A Genetic Recipe To Convert Stem Cells into Blood

A Genetic Recipe To Convert Stem Cells
into Blood
August 18, 2014
University of Wisconsin at Madison Stem Cell researchers led by Igor Slukvin
discovered two genetic programs that can convert pluripotent stem cells into the wide
array of white and red blood cells found in human blood (pluripotent means “capable of
developing into more than one organ or tissue and not fixed as to potential development).
This research has ferreted out the actual pathway used by the developing human body to
make blood-based cells at the early stages of development.
During embryonic development, blood formation, which includes the formation of blood
cells and blood vessels from the same progenitor cell; a cell called a hemangioblast. This
begins in week three of development in the extraembryonic mesoderm or the primary
embryonic umbilical sac, which is also known as the yolk sac. Also, the connecting stalk
and chorion contain blood islands as well. These blood islands are rich in particular
growth factors such as vascular endothelial growth factor (VEGF) and placental growth
factor (PIGF). The blood islands form clusters with two cell populations; peripheral cells
(angioblasts) that form the endothelial cells that form vessels. These networks of vessels
extend and fuse together to form a robust a network. The cores of the blood islands
(hemocytoblasts) form blood cells. Initially all vessels (arteries and veins) look the same.
Blood formation occurs later in week 5, and occurs throughout the embryonic
mesenchyme (connective tissue), and then moves to the liver, and then the spleen, and
then bone marrow.
Embryonic red blood cells
Hematopoietic stem cells (HSCs), the stem cells that form the blood cells, form from the
wall of the aorta, which is the major blood vessel in the embryo. In the aortic wall, cells
called hemogenic endothelial cells bud off progenitor cells that become HSCs.
A course of transcription factors have now been identified by Slukvin and his team as the
triggers that switch these cells into HSCs. Two groups of transcriptional regulators can
induce distinct developmental programs from pluripotent stem cells. The first
developmental program, directed by the transcription factors ETV2 and GATA2, the panmyeloid pathway, switches cells into the myeloid lineage (the myeloid lineage includes
red blood cells, platelets, neutrophils, macrophages, basophils and eosinophils). The
second developmental pathway, directed by the transcription factors GATA2 and TAL1,
directs cells into the erythro-megakaryocytic pathway. In either cases, these transcription
factors directly convert human pluripotent stem cells into an endothelium, which
subsequently transform into blood cells with pan-myeloid or erythro-megakaryocytic
potential.
In Slukvin’s laboratory, treatment of either ETV2 and GATA2 or GATA2 and TAL1
induced cells to make the complete range of human blood cells. Slukvin said of these
experiments, “This is the first demonstration of the production of different kinds of cells
from human pluripotent stem cells using transcription factors.” Transcription factors bind
to DNA at specific sites and regulate gene expression.
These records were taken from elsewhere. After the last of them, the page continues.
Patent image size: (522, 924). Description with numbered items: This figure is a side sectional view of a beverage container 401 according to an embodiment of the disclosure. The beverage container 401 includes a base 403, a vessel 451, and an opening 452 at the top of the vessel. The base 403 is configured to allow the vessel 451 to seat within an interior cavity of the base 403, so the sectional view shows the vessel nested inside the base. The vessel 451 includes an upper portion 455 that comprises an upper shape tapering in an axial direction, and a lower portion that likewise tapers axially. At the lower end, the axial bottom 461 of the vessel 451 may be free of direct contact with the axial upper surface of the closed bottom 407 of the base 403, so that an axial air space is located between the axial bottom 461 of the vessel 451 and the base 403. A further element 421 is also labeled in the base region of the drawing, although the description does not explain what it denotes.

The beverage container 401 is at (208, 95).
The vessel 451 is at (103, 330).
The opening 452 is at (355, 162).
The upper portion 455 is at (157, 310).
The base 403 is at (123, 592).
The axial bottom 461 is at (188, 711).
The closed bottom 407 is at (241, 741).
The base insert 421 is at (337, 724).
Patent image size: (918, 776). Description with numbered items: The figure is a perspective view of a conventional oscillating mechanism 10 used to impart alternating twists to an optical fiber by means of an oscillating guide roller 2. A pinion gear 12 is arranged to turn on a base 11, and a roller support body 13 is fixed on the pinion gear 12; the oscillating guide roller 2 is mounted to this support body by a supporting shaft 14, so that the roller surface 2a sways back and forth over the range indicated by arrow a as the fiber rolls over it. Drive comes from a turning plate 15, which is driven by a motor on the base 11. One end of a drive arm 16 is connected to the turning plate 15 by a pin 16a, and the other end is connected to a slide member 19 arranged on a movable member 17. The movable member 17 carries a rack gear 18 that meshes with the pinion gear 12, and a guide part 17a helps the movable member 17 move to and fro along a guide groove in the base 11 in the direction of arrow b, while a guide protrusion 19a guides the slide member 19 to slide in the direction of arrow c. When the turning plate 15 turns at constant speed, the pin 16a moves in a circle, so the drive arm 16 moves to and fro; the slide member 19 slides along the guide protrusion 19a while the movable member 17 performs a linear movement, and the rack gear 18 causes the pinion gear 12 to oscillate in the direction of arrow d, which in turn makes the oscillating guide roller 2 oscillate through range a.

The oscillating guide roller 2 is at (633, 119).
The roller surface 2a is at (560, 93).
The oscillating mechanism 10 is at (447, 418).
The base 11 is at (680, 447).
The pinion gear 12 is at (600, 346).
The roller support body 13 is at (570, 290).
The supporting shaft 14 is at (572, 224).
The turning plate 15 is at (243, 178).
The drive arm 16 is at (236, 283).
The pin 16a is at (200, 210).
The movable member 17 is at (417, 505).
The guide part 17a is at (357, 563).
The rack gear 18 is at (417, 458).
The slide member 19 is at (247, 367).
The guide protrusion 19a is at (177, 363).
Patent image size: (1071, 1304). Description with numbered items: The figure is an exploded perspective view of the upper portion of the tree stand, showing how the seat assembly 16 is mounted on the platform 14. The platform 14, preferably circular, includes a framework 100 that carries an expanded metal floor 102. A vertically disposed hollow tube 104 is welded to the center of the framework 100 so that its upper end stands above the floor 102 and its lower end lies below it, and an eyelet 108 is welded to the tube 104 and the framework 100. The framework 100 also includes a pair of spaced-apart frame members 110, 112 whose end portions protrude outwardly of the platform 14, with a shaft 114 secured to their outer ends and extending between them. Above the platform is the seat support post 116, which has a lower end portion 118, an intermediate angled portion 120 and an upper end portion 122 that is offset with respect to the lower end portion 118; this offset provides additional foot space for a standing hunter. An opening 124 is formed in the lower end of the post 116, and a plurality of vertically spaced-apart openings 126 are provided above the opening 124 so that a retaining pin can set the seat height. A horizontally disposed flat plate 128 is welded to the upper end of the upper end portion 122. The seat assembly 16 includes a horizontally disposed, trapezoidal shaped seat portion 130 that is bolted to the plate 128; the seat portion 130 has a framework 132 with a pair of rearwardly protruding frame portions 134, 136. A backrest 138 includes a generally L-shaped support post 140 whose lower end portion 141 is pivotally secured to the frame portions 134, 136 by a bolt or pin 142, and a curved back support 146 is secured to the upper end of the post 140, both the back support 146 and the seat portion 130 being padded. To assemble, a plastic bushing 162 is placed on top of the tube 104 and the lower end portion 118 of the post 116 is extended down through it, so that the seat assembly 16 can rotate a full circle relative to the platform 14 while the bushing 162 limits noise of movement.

Slukvin continued: “By overexpressing just two transcription factors, we can, in the
laboratory dish, reproduce the sequence of events we see in the embryo.”
Slukvin and his co-workers showed that his technique produced blood cells by the
millions. For every million stem cells, it was possible to produce 30 million blood cells.
Slukvin and his colleagues did not use viruses to genetically modify these stem cells.
Instead they used modified RNA to induce overexpression of these transcription factors.
Such a technique avoids genetic modification of cells and is inherently safer.
“You can do it without a virus, and genome integrity is not affected,” said Slukvin. This
technique might also work to differentiate pluripotent stem cells into other cell types,
such as pancreatic beta cells, brain-specific cells, or liver cells.
Despite these successes, Slukvin says that the “Holy grail” of hematopoietic research is to
differentiate pluripotent stem cells into HSCs. Since HSC transplants are used to treat
multiple myeloma and other types of blood-based cancers as well, making HSCs in the
laboratory remains a significant goal and challenge as well.
“We still don’t know how to do that,” said Slukin, “but our new approach to making
blood cells will give us an opportunity to model their development in a dish and identify
novel hematopoietic stem cell factors.”